Getting an extension to register over a VPN tunnell

I have an OpenVPN tunnel set up to utilize for extensions offsite. It has been tested with softphones running on computers connected to the VPN and they work fine. I want to use desk phones, connecting through pi or linux based gateways running ufw/iptables. The gateway computers connect and forward traffic per the ruleset below. I can access the web interface of the phones from inside the network with the PBX. I can ping the PBX on its LAN interface through the VPN tunnel from the phone. But the extensions do not register.

my rules


-A PREROUTING -p udp --dport 5060:5082 -j DNAT --to-destination
-A PREROUTING -p tcp --dport 10000:20000 -j DNAT --to-destination
-A PREROUTING -p udp --dport 80 -j DNAT --to-destination


don’t delete the ‘COMMIT’ line or these rules won’t be processed


RTP uses UDP, not TCP, so it’s UDP ports 10000-20000 that would have to be forwarded. However, that doesn’t explain your problem; registration does not depend on RTP at all. I suspect that the DNAT setup is insufficient to handle traffic originated by the phones (such as registration), but don’t know the details. You can troubleshoot by running tcpdump on the gateway, capturing on all interfaces. You can see the REGISTER request coming in, the mapped request sent to the tunnel, any response from the PBX received from the tunnel, and how it is sent to the phone.

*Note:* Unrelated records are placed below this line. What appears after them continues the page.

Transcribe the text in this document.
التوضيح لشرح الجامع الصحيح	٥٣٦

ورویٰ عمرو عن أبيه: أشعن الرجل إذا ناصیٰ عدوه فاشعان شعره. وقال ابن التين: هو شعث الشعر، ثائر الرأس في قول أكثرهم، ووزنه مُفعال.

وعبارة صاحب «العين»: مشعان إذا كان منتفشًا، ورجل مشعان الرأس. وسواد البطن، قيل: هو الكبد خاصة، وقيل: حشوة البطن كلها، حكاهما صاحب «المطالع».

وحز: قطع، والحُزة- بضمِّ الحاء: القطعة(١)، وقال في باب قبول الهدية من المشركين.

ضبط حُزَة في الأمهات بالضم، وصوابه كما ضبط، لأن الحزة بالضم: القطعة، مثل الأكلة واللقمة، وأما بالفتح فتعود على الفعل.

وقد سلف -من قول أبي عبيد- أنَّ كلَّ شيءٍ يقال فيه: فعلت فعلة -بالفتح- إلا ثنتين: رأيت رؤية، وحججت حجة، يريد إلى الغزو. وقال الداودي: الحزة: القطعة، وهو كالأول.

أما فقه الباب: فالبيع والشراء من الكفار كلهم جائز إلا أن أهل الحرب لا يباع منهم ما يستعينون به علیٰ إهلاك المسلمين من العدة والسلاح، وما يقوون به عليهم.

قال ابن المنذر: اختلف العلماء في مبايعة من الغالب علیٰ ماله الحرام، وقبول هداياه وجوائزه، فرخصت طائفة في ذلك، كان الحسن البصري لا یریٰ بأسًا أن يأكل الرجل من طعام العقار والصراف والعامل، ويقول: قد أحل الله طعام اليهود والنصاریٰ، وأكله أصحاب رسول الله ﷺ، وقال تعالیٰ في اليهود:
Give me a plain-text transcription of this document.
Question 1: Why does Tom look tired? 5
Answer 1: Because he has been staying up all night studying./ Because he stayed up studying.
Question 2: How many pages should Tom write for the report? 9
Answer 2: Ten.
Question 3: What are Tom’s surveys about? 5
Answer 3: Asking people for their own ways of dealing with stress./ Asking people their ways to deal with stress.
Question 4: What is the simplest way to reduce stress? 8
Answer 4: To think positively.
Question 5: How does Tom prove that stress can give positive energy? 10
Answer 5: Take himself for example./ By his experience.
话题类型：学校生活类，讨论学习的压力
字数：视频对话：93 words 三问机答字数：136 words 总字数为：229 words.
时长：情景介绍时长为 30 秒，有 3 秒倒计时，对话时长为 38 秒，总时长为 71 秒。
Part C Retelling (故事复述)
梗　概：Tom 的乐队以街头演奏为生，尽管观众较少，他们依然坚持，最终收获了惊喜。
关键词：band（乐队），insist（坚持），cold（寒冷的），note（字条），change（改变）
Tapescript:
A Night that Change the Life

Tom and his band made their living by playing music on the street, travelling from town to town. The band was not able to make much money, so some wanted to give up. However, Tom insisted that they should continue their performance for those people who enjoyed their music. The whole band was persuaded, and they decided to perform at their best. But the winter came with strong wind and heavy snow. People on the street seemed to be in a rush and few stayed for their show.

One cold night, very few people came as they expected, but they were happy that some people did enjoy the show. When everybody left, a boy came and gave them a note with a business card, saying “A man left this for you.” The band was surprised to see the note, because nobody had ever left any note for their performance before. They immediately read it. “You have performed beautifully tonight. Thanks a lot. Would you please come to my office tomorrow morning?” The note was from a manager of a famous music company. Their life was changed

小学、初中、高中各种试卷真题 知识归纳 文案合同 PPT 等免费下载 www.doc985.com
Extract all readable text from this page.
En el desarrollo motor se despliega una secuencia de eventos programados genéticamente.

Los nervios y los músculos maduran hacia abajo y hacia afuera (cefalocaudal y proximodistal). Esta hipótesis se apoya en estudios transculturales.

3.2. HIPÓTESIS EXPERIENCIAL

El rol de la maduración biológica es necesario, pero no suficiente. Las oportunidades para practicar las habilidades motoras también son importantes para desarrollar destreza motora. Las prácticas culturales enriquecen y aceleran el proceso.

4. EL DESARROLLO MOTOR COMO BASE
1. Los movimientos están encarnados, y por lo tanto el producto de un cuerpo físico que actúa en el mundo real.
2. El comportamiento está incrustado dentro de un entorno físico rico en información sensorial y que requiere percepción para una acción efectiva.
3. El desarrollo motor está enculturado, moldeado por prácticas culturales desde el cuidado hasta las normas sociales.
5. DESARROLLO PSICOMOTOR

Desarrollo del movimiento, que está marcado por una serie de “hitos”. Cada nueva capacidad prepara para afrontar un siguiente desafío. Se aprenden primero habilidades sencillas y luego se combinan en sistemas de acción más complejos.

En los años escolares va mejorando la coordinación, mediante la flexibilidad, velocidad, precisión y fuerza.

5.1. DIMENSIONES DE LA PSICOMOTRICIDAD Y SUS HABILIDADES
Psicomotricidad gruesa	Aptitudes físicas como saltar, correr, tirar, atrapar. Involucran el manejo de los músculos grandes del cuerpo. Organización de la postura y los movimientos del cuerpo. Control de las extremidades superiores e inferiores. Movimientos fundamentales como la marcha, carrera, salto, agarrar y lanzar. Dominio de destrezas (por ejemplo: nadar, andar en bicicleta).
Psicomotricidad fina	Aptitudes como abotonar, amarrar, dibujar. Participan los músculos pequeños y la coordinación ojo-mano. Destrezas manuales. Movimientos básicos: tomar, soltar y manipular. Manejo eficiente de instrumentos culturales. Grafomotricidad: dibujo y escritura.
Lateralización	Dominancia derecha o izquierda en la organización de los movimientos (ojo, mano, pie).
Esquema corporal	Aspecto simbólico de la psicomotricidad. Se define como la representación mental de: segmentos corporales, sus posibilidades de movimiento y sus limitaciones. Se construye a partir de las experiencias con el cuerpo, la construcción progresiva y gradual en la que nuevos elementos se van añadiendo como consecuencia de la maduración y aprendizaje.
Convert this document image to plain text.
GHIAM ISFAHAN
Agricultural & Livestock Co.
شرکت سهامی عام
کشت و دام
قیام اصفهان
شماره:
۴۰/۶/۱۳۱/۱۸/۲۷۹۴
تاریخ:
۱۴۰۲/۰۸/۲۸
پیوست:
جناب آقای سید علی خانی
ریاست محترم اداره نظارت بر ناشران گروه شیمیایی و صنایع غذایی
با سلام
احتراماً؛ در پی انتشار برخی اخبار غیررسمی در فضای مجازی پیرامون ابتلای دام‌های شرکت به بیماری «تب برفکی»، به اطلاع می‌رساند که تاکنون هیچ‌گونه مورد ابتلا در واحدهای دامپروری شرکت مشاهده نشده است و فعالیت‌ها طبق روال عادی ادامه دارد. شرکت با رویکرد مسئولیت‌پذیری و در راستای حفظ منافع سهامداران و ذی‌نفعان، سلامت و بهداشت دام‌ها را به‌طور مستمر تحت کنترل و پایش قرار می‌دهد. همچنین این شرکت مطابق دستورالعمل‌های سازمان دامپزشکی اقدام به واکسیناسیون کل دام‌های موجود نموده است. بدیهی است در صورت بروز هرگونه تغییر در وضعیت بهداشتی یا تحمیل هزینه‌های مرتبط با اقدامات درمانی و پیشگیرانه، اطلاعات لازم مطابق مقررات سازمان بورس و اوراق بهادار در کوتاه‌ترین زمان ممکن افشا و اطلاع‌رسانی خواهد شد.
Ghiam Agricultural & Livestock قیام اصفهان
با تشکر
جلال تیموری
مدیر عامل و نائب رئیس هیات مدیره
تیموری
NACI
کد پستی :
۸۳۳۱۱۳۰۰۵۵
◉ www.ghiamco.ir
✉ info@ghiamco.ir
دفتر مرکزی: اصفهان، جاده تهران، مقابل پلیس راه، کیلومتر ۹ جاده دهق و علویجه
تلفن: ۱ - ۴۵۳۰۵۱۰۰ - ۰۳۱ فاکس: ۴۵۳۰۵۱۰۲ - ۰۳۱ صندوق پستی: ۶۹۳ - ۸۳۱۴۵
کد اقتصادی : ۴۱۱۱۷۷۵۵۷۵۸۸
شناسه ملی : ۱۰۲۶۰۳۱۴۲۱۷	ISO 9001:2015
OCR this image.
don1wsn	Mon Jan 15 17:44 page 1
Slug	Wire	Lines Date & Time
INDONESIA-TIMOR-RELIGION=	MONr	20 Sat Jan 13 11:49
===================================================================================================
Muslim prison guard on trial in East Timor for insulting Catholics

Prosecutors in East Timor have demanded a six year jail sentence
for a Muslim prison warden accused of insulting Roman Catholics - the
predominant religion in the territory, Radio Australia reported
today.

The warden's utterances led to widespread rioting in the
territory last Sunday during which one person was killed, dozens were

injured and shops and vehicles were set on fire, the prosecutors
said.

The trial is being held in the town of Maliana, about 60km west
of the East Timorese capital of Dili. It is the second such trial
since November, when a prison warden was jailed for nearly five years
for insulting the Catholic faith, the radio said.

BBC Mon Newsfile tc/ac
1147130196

However, you seem to be attempting a very strange setup. One common way of connecting a branch office with headquarters is a site-to-site VPN. The sites use different LAN subnets. Each site routes the other’s subnet through the VPN tunnel (which uses a separate subnet). In most cases, the router/firewall at each end acts as the VPN client or server, though sometimes a separate box does the VPN. In this scheme, individual computers and phones do not require any VPN logic.

A second common approach, where the VPN is just for phones, is to run an OpenVPN server on the PBX itself, with each remote phone having its own OpenVPN client. Most modern deskphones, including Yealink, Sangoma, Polycom and Grandstream have built-in OpenVPN clients and would not require a gateway.

If for some reason you must set up a gateway, try to avoid NAT. If you have multiple phones connected via a gateway with a single tunnel address, it would take a complex port mapping setup to allow each phone to register (source port rewriting) and also allow their web interfaces to be accessed from the PBX LAN.

To be clear, this is a site to site VPN doing everything you described, except… there is only a single extension offsite, and the Pi computer is the client, not the phone. The traffic to/from the phone is to travel over the tunnel established on the Pi. I’ll try using tcdump, as you suggest.

If there’s only a single extension offsite, why not do a phone to PBX VPN with the built in OpenVPN server on FreePBX? Or have the phone connect with TLS?

The only issue I’ve found with phones connecting directly to the OpenVPN server on the PBX is every 2 years or so when you have to renew the certificate it’s a PITA if you have a lot of extensions connecting that way. You have to re-configure them with so they get the proper OpenVPN Config with the new certificate info.

I’m doing all new remote phones with TLS and haven’t had an issue.

1 Like

The attraction for the current approach is based on my experience with OpenVPN and established infrastructure that must already be maintained, versus adding another piece. That, and the need to upgrade the PBX too, which is still version 12.

well if you’re on 12 your options are indeed limited. I would get that up to current versions before anything else, if for security reasons if nothing else… 12 is ancient history. But I understand these situations are not always straight forward.

That said, once that’s done I’d suggest just getting that extension (and probably all of them) on TLS.

I wouldn’t see it as “adding another piece” as much as simplifying the architecture.

1 Like

I ran tcpdump on the pi and monitored tun0 to the PBX host. I had to set transport to the SIP host to TCP in order to get any traffic heading that way on register attempts. I set the extension also to TCP to match. Register still failed. Giving this up.

Does this add cpontext ?

Why VPN tunneling over TCP sucks! – VPN Tracker Blog.

1 Like

The tunnel is all UDP.

Then I give up also :slight_smile:

This topic was automatically closed 30 days after the last reply. New replies are no longer allowed.